Credit risk from balances with banks is managed in accordance with the Company's policy.

4)    Capital Management

The Company's capital management is intended to create value for shareholders by facilitating the meeting of long term and short term goals of the Company.

The Company determines the amount of capital required on the basis of annual business plan coupled with long term and short term Strategic investments and expansion plans.

At present the Company is non-operational in Industries and the Company has deployed its funds in shares and securities and with bank fixed deposits and by providing short term loans. Further the management of the company is evaluating the future business plans either in the same or in different industry.

For the purpose of the Company's capital management, capital includes issued equity capital, securities premium and all other equity reserves attributable to the equity shareholders of the Company. The Company's objective when managing capital is to safeguard its ability to continue as a going concern so that it can continue to provide returns to shareholders and other stake holders. The Company manages its capital structure and makes adjustments in light of changes in the financial condition and the requirements of the financial covenants.

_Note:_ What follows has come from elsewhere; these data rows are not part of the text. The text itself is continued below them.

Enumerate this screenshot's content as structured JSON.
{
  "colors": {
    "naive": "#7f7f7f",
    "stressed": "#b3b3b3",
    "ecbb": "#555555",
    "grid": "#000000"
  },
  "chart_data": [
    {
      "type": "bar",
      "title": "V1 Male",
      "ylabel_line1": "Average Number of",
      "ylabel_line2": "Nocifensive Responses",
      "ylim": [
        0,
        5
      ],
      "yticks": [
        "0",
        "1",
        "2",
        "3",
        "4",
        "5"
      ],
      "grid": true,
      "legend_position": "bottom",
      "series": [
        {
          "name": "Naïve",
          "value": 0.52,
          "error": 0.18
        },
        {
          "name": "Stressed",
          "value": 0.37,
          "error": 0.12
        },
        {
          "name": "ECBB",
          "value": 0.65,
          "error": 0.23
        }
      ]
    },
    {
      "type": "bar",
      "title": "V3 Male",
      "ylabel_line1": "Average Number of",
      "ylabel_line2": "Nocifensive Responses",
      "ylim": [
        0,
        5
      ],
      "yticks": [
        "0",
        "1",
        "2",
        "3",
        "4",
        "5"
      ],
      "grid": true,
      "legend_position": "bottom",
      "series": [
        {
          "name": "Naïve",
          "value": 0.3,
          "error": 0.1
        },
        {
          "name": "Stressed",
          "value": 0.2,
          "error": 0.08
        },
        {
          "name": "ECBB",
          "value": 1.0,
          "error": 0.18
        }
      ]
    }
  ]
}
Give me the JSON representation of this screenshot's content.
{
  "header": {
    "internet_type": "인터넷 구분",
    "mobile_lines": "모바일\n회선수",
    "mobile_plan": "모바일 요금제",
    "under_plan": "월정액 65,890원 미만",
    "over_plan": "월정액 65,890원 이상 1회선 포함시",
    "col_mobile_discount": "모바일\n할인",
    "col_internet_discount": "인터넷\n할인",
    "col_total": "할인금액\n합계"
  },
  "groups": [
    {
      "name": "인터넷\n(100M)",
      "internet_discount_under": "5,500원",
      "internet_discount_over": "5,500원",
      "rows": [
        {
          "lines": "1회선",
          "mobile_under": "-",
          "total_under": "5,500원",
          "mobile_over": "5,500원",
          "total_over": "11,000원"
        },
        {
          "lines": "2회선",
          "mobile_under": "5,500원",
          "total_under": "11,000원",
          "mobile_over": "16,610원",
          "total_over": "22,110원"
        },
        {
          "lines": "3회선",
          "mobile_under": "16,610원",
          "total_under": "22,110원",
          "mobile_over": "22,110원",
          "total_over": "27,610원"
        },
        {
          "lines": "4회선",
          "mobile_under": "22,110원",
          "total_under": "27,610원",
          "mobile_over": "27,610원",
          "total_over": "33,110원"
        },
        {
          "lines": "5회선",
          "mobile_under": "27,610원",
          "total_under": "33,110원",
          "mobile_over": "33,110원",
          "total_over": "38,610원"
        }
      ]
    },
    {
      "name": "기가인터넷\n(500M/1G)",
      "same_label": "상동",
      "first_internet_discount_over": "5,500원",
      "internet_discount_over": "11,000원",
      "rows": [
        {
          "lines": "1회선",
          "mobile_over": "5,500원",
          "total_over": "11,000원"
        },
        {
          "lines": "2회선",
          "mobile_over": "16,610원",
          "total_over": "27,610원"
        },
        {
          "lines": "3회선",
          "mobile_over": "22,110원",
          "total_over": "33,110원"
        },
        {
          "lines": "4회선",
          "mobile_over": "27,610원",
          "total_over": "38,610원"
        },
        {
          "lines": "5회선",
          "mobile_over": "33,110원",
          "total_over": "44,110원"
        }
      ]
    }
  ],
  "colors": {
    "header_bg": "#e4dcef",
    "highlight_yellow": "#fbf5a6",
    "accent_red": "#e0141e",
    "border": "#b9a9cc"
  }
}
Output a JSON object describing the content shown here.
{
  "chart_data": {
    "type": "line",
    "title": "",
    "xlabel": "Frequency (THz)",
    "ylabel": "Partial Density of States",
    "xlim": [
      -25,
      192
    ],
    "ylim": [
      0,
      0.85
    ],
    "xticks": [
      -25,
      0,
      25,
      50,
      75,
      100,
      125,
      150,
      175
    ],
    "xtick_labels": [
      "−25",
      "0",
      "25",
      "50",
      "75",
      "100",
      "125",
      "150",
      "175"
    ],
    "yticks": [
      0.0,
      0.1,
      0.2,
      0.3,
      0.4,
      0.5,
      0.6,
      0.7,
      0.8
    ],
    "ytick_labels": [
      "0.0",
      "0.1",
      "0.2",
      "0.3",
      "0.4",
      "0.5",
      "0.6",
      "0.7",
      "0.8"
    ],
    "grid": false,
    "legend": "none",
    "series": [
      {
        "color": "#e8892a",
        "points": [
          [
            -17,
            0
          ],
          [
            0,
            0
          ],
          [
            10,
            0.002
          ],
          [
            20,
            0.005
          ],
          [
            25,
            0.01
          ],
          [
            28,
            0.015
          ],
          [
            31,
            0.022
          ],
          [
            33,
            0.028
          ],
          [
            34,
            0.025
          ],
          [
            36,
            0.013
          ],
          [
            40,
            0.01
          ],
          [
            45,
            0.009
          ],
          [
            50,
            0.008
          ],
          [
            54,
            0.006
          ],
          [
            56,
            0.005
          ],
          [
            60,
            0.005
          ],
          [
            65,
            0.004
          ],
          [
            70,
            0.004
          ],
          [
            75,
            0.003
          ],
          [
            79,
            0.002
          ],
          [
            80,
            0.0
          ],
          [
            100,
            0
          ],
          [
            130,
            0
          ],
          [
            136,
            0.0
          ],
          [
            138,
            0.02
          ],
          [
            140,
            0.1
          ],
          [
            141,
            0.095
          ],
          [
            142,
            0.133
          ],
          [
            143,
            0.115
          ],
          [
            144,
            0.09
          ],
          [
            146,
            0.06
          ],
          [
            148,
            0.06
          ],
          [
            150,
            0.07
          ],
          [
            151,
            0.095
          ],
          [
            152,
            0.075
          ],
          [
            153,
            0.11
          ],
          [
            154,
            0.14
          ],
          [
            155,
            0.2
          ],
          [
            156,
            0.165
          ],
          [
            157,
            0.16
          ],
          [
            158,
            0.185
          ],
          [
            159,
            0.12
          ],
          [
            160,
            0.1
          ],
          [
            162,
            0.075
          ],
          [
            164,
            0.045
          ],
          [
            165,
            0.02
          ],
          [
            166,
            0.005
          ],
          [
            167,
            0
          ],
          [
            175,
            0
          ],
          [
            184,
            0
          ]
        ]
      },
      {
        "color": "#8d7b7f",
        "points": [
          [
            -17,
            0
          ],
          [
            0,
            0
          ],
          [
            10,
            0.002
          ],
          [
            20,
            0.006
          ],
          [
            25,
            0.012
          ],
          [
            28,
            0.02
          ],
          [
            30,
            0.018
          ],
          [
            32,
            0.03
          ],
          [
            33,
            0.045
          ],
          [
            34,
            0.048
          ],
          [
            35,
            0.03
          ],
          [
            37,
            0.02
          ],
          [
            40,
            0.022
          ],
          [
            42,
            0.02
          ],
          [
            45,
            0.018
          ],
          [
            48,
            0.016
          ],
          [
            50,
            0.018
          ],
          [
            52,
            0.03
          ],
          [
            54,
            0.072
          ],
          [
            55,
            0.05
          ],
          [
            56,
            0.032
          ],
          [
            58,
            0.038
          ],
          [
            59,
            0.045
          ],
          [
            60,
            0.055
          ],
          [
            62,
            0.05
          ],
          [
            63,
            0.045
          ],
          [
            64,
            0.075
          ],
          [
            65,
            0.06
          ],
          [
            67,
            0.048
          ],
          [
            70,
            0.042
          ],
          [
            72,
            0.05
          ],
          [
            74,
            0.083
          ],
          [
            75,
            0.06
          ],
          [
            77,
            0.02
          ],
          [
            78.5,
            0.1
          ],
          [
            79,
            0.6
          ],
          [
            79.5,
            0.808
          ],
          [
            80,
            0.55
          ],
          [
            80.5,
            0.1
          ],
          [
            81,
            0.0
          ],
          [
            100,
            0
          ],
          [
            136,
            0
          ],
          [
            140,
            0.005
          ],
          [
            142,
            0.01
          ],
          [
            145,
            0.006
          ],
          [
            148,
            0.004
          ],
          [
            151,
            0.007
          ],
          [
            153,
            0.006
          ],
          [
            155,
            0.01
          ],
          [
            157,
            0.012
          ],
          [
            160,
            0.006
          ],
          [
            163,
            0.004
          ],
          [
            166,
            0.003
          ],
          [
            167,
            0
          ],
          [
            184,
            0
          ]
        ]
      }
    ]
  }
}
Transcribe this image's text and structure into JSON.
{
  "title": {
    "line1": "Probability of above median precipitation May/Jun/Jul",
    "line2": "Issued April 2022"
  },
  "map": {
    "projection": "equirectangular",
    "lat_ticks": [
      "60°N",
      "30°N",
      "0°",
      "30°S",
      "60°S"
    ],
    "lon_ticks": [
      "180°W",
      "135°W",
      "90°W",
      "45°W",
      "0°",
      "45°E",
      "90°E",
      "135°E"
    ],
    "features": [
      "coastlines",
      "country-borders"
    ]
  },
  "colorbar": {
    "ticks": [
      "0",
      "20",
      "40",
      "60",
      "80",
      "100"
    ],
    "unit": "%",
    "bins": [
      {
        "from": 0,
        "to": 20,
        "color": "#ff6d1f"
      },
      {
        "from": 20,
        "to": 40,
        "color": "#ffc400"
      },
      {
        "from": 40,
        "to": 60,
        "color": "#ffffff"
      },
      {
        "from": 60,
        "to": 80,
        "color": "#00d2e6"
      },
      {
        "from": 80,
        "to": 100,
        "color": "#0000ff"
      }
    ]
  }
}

To maintain or adjust the capital structure, the Company may adjust the dividend payment to shareholders, return capital to shareholders (buy back its shares) or issue new shares.

In order to achieve this overall objective, the Company's capital management, amongst other things, aims to ensure that it meets financial covenants if any from time to time.

5)    Previous period figures have been re-grouped/ re-classified wherever necessary, to confirm to current period's classification and in order to comply with the requirements of the amended Schedule III to the Companies Act, 2013 effective April, 2021.